Use ruler and compass for the following constructions:

Construct:

(a) an isosceles ΔABC in which AB = AC = 7 cm and BC = 6 cm.

(b) the locus of points which moves such that it is 2.5 cm from the point A.

(c) the locus of points equidistant from B and C. Mark point P which satisfies both the conditions mentioned in (b) and (c).

(d) a circle passing through P, B and C.

We know that,

The locus of points at a fixed distance from a point, is the circle with fixed point as center and distance as radius.

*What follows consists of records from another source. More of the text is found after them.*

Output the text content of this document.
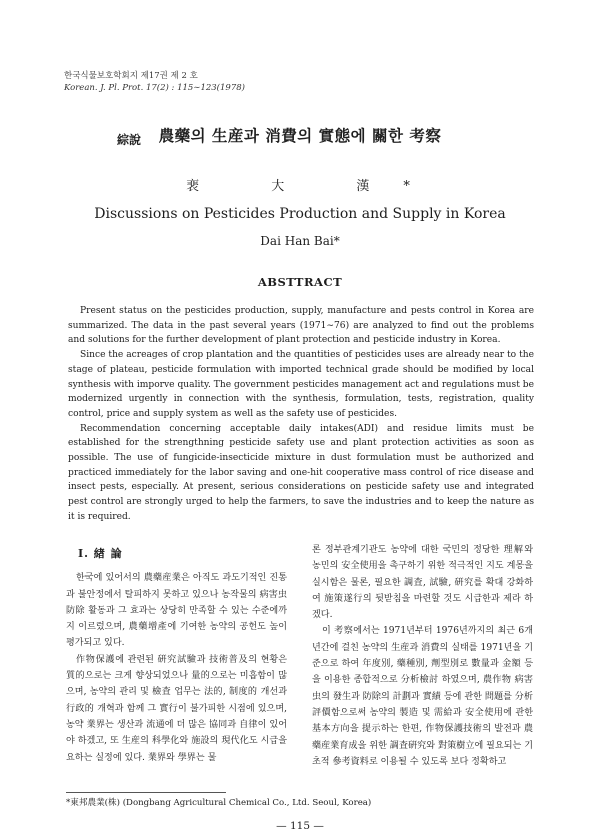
한국식물보호학회지 제17권 제 2 호
Korean. J. Pl. Prot. 17(2) : 115∼123(1978)
綜說	農藥의 生産과 消費의 實態에 關한 考察
裵 大 漢*
Discussions on Pesticides Production and Supply in Korea
Dai Han Bai*
ABSTTRACT

Present status on the pesticides production, supply, manufacture and pests control in Korea are summarized. The data in the past several years (1971∼76) are analyzed to find out the problems and solutions for the further development of plant protection and pesticide industry in Korea.

Since the acreages of crop plantation and the quantities of pesticides uses are already near to the stage of plateau, pesticide formulation with imported technical grade should be modified by local synthesis with imporve quality. The government pesticides management act and regulations must be modernized urgently in connection with the synthesis, formulation, tests, registration, quality control, price and supply system as well as the safety use of pesticides.

Recommendation concerning acceptable daily intakes(ADI) and residue limits must be established for the strengthning pesticide safety use and plant protection activities as soon as possible. The use of fungicide-insecticide mixture in dust formulation must be authorized and practiced immediately for the labor saving and one-hit cooperative mass control of rice disease and insect pests, especially. At present, serious considerations on pesticide safety use and integrated pest control are strongly urged to help the farmers, to save the industries and to keep the nature as it is required.

I. 緖 論

한국에 있어서의 農藥産業은 아직도 과도기적인 진통과 불안정에서 탈피하지 못하고 있으나 농작물의 病害虫防除 활동과 그 효과는 상당히 만족할 수 있는 수준에까지 이르렀으며, 農藥增產에 기여한 농약의 공헌도 높이 평가되고 있다.

作物保護에 관련된 硏究試驗과 技術普及의 현황은 質的으로는 크게 향상되었으나 量的으로는 미흡함이 많으며, 농약의 관리 및 檢査 업무는 法的, 制度的 개선과 行政的 개혁과 함께 그 實行이 불가피한 시점에 있으며, 농약 業界는 생산과 流通에 더 많은 協同과 自律이 있어야 하겠고, 또 生産의 科學化와 施設의 現代化도 시급을 요하는 실정에 있다. 業界와 學界는 물

론 정부관계기관도 농약에 대한 국민의 정당한 理解와 농민의 安全使用을 촉구하기 위한 적극적인 지도 계몽을 실시함은 물론, 필요한 調査, 試驗, 硏究를 확대 강화하여 施策遂行의 뒷받침을 마련할 것도 시급한과 제라 하겠다.

이 考察에서는 1971년부터 1976년까지의 최근 6개년간에 걸친 농약의 生産과 消費의 실태를 1971년을 기준으로 하여 年度別, 藥種別, 劑型別로 數量과 金額 등을 이용한 종합적으로 分析檢討 하였으며, 農作物 病害虫의 發生과 防除의 計劃과 實績 등에 관한 問題를 分析評價함으로써 농약의 製造 및 需給과 安全使用에 관한 基本方向을 提示하는 한편, 作物保護技術의 발전과 農藥産業育成을 위한 調査硏究와 對策樹立에 필요되는 기초적 參考資料로 이용될 수 있도록 보다 정확하고

*東邦農業(株) (Dongbang Agricultural Chemical Co., Ltd. Seoul, Korea)
— 115 —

The locus of points equidistant from two points is the perpendicular bisector of the line joining the two points.

Steps of Construction:

1. Draw a line segment BC of length 6 cm.

2. Take point B as the center, use a compass to draw an arc with a radius of 7 cm. With C as the center and radius 7 cm draw another arc that intersects the first arc. Label the point of intersection as A. Join A to B and A to C to form the isosceles triangle ABC.

3. With A as center and radius 2.5 cm draw a circle.

4. Construct the perpendicular bisector of the line BC. Mark one of the points where the circle and the perpendicular bisector intersect as P.Join PB and PC.

5. Draw the perpendicular bisector of PB and PC.

6. Mark the point as O, where the perpendicular bisectors of PB, BC and PC meet.

7. With O as center and radius equal to OB draw a circle passing through the points P, B and C.